Re:Title is Misleading (1)

pjt33 (739471) | about 6 years ago | (#25331705)

Personal addresses of 1200 legislators, senior generals, and spooks?

Re:Title is Misleading (1)

ed.mps (1015669) | about 6 years ago | (#25335963)

that would be the best-case-scenario ;)

Re:Title is Misleading (4, Insightful)

Naughty Bob (1004174) | about 6 years ago | (#25331779)

If ever there was a worst-case-scenario set of 1200 email addresses, this list was it.

Yes and no. In terms of potential harm done, these people are much more equipped than your average person to be able to mitigate this fuck up.

On the other hand, if there was ever a subsection of people who you donn't want to piss off in this regard....

Re:Title is Misleading (3, Funny)

Teun (17872) | about 6 years ago | (#25332887)

No, no.

Verison is so sure about their new security policies that they wanted to show the experts that publishing their collective addresses is no longer a problem.

Re:Title is Misleading (1)

nog_lorp (896553) | about 6 years ago | (#25334211)

"The time has come for someone to put his foot down. And that foot is me."

Re:Title is Misleading (0)

Anonymous Coward | about 6 years ago | (#25335271)

If ever there was a worst-case-scenario set of 1200 email addresses, this list was it.

I don't know, I manage some mailing lists that include the personal email addresses of
quite a few A-list stars / models / musicians. They are all fairly rich powerful people and I wouldn't want
to have even one of them pissed at me for exposing their email address.....

I think I could live with myself if I was that verizon guy......

Re:Title is Misleading (2, Insightful)

PhrostyMcByte (589271) | about 6 years ago | (#25331425)

I read it as in "You've fucked with the wrong guy". All leaks are bad, but emails of people interested in "securing data and protecting personal information" are the last ones you'd want to leak.

I think it's awesome. (2, Insightful)

IdeaMan (216340) | about 6 years ago | (#25331921)

Maybe now we can have secure, authenticated email.
It's only laziness and the lack of any security mandates that prevents us from having decent email.

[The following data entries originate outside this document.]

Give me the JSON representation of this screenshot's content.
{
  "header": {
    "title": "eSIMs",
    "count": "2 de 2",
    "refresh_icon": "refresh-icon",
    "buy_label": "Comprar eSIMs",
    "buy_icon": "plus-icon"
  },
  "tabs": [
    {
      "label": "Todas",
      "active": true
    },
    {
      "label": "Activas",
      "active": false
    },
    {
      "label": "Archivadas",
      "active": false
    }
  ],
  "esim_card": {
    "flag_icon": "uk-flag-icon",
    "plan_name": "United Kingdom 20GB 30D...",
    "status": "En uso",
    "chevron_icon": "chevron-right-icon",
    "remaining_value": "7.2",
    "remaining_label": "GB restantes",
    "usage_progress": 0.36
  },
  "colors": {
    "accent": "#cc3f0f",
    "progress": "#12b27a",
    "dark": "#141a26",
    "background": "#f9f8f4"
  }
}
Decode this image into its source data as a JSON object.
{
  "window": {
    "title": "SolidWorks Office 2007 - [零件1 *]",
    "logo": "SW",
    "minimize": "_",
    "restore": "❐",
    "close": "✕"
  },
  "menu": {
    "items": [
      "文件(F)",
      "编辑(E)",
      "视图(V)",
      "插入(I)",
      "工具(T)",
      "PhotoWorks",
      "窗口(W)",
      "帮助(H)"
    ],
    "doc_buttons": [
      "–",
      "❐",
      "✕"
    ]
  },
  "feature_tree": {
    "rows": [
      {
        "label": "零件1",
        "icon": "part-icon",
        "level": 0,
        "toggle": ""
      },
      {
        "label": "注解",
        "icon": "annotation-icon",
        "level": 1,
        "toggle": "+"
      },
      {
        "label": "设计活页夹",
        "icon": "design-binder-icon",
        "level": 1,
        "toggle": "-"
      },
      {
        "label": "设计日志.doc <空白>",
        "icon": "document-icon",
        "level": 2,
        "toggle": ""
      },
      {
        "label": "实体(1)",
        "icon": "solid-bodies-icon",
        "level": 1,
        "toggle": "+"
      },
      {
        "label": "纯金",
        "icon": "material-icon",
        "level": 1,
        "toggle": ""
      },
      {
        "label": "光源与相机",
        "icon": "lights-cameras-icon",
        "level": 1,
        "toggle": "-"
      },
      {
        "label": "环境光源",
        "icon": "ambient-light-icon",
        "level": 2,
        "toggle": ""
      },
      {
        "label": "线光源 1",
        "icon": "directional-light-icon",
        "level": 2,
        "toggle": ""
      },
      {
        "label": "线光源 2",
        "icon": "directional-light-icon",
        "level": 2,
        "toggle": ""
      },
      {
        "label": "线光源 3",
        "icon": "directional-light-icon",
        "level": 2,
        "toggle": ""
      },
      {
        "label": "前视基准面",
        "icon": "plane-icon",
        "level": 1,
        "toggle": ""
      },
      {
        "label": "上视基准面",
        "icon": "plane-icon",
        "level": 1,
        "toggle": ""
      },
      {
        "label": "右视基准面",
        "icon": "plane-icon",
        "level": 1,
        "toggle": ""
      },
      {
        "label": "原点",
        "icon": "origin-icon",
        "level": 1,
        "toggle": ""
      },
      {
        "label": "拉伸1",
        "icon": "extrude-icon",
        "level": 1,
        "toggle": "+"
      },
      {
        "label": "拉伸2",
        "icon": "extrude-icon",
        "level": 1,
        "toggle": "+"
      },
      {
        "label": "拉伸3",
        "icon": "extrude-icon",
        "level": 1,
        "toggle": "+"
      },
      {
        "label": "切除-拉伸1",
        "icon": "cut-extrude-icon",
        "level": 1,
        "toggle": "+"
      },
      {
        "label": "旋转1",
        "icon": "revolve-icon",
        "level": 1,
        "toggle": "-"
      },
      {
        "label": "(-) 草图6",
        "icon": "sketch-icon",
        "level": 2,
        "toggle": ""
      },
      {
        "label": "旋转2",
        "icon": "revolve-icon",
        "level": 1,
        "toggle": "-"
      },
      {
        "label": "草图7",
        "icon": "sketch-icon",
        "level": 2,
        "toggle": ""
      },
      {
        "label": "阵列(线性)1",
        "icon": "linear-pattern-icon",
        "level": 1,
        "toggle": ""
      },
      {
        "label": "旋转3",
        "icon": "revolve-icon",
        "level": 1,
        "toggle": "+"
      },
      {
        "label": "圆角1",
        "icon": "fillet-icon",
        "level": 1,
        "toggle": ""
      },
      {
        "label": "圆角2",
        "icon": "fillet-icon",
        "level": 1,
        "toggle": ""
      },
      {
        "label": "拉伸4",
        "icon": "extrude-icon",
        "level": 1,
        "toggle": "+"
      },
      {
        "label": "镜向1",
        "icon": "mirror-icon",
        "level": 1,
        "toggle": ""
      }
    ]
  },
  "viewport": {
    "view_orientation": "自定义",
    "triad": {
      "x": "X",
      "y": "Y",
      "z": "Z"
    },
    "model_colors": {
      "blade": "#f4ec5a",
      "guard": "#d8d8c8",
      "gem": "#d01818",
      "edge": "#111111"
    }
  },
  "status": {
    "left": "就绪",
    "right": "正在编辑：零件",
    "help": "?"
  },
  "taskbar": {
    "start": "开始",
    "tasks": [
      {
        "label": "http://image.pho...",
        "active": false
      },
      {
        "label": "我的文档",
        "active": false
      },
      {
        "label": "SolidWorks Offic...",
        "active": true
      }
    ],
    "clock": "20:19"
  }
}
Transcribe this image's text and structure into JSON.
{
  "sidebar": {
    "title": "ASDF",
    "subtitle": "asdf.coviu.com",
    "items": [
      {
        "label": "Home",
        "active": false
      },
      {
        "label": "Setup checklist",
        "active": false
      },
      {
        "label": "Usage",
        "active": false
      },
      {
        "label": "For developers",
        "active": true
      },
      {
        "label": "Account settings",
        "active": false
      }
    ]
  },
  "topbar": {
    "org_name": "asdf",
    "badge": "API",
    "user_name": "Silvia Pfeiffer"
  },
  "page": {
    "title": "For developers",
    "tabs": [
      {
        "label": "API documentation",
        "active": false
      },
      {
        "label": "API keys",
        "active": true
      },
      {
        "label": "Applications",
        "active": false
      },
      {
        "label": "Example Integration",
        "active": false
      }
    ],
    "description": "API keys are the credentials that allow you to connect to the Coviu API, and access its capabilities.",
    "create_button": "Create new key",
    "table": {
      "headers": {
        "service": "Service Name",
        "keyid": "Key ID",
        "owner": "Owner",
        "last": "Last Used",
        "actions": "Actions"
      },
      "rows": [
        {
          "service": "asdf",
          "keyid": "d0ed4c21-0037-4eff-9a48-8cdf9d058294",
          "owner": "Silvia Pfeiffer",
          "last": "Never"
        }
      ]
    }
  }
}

Re:I think it's awesome. (2, Insightful)

marcosdumay (620877) | about 6 years ago | (#25332227)

"It's only laziness and the lack of any security mandates that prevents us from having decent email."

I'm sure the lack of any authenticating authority doesn't make it any easier.

Standard spam form letter (1)

DarthJohn (1160097) | about 6 years ago | (#25335251)

Your post advocates a

(X) technical ( ) legislative ( ) market-based ( ) vigilante

approach to fighting spam. Your idea will not work. Here is why it won't work. (One or more of the following may apply to your particular idea, and it may have other flaws which used to vary from state to state before a bad federal law was passed.)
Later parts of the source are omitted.